The above changes are significant for munis; however, limitations on their efficacy are also incorporated in the proposed rule. First, securities are only given credit for the period they are held on balance sheet during the year (ex. holding for half a year would be 50% credit for the year). This was intended to provide an incentive to hold eligible investments long term versus short term buying and selling before and after the end date for a performance evaluation. Second, the proposed rule introduces a scoring methodology whereby investments in less liquid vehicles such as tax credits, receive a two times multiplier versus mortgage-backed securities or munis that have no multiplier.

Alongside changes to qualifying activities are modifications to the primary driver for CRA investment demand—the assessment area. Historically, assessment areas have been based on areas surrounding bank branches and deposit taking ATMs. In the digital era, the relevancy of this strict geographic definition is under question, which is reflected in the proposed rule that splits assessment areas in to “facility based” and “deposit based” assessment areas.

As proposed, the non-territorial “deposit based” assessment area is designated if 50%or more deposits are located outside the traditional definition. Banks would be tested for compliance in assessment areas as well as in aggregate at the bank level. Notably, loans and investments can also occur outside of these assessment areas in the bank level test. The various tests are primarily centered around compliance with a new “one ratio” concept proposed where the dollar value of all CRA related activities (after the multipliers) are summarized and divided against total retail deposits for either an assessment area or in aggregate for the bank.

In a vacuum, small issuers and rural communities would benefit most from expanded eligibility for infrastructure in conjunction with changes that would redistribute some CRA dollars away from overlapping facility based assessment areas. Unfortunately, it’s not clear this will translate to benefits.
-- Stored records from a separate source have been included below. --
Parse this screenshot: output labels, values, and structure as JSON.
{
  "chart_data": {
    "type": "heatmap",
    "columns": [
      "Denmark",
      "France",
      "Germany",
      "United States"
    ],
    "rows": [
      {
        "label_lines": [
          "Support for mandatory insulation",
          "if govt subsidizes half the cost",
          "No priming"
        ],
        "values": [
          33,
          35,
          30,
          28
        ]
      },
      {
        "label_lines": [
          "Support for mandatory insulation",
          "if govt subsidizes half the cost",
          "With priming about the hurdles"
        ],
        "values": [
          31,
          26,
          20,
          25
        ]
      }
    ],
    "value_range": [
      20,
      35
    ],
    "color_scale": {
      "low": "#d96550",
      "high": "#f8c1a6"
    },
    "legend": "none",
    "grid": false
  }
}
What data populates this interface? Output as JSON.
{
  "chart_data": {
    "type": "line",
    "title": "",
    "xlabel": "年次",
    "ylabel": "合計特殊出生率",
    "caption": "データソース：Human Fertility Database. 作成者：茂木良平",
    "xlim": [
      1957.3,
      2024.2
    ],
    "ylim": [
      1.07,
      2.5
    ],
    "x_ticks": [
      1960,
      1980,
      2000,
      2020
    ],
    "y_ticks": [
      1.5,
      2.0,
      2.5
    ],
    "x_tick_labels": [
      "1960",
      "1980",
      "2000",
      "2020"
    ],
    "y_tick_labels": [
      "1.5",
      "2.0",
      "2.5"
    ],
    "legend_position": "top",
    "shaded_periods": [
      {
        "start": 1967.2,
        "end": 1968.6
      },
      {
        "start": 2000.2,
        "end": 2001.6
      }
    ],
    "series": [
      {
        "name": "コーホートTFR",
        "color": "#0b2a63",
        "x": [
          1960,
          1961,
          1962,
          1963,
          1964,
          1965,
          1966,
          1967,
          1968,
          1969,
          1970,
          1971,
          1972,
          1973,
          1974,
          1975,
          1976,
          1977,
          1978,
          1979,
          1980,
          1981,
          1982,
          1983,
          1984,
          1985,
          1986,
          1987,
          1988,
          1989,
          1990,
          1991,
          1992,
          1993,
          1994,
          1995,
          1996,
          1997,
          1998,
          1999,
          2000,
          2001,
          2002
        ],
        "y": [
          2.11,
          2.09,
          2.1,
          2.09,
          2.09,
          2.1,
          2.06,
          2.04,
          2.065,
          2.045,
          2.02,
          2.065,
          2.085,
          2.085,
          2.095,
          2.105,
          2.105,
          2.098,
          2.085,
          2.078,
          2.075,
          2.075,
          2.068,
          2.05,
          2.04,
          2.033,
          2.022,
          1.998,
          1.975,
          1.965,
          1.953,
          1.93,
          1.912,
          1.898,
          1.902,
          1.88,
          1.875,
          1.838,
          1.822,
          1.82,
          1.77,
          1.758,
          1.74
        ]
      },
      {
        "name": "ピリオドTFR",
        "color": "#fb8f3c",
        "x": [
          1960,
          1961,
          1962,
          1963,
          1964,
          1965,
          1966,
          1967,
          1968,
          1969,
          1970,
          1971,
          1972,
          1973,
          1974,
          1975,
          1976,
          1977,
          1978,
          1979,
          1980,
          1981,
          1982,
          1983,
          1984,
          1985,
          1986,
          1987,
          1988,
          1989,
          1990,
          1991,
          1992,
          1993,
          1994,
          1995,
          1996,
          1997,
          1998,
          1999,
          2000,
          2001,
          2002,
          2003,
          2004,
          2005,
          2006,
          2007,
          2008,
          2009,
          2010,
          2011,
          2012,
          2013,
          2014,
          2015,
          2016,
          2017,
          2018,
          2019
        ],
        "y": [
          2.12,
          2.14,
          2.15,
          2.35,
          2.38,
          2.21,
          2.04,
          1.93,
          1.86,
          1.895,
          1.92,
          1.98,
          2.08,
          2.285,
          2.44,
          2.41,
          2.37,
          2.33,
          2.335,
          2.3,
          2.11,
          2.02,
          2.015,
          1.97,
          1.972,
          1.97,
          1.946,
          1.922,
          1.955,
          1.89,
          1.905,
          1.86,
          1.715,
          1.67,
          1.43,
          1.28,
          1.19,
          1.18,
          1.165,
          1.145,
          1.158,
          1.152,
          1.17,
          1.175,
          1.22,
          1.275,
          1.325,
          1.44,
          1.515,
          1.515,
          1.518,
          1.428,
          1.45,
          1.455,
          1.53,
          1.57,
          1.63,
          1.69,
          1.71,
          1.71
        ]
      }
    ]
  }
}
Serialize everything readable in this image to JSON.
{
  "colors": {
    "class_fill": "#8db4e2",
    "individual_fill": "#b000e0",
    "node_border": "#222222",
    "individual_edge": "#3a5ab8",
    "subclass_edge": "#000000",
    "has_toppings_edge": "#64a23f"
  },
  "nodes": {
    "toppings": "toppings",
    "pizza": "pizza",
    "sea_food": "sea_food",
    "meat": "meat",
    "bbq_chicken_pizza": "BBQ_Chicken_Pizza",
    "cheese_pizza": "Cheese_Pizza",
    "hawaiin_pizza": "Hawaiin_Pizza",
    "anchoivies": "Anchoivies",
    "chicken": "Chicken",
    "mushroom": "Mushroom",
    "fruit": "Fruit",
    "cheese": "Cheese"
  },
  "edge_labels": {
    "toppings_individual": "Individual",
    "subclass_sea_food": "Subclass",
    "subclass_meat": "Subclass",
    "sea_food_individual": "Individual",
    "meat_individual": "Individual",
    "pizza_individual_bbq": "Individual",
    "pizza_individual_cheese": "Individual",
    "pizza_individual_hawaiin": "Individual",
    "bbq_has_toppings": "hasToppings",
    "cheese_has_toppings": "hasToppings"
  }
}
Remote deposits certainly exist in places like Vermont but the 50% test is high and no nexus is described linking deposit activity and out of assessment area investments. Additionally, large questions remain on whether enough incentive exists to put dollars where they are needed most versus where they are easiest to find a home or most expedient to meet the “one ratio” via large and liquid bond issuances.

Informed issuers may be able to closely connect their projects to a newly standardized “performance context” describing community needs but the draw of large block sizes may be too much to overcome and result in continued overlapping demand in traditional CRA “hot spots.”

I know that the projects undertaken by the Bond Bank’s borrowers are often the only community development activity for years on either side of the investment and that the impact of small essential infrastructure is substantial. I’m encouraged by the potential of more flexibility for banks on where investments are made but also think the impact of these dollars, both in terms of projects and price benefits, should be at the forefront of revisions to the final rule.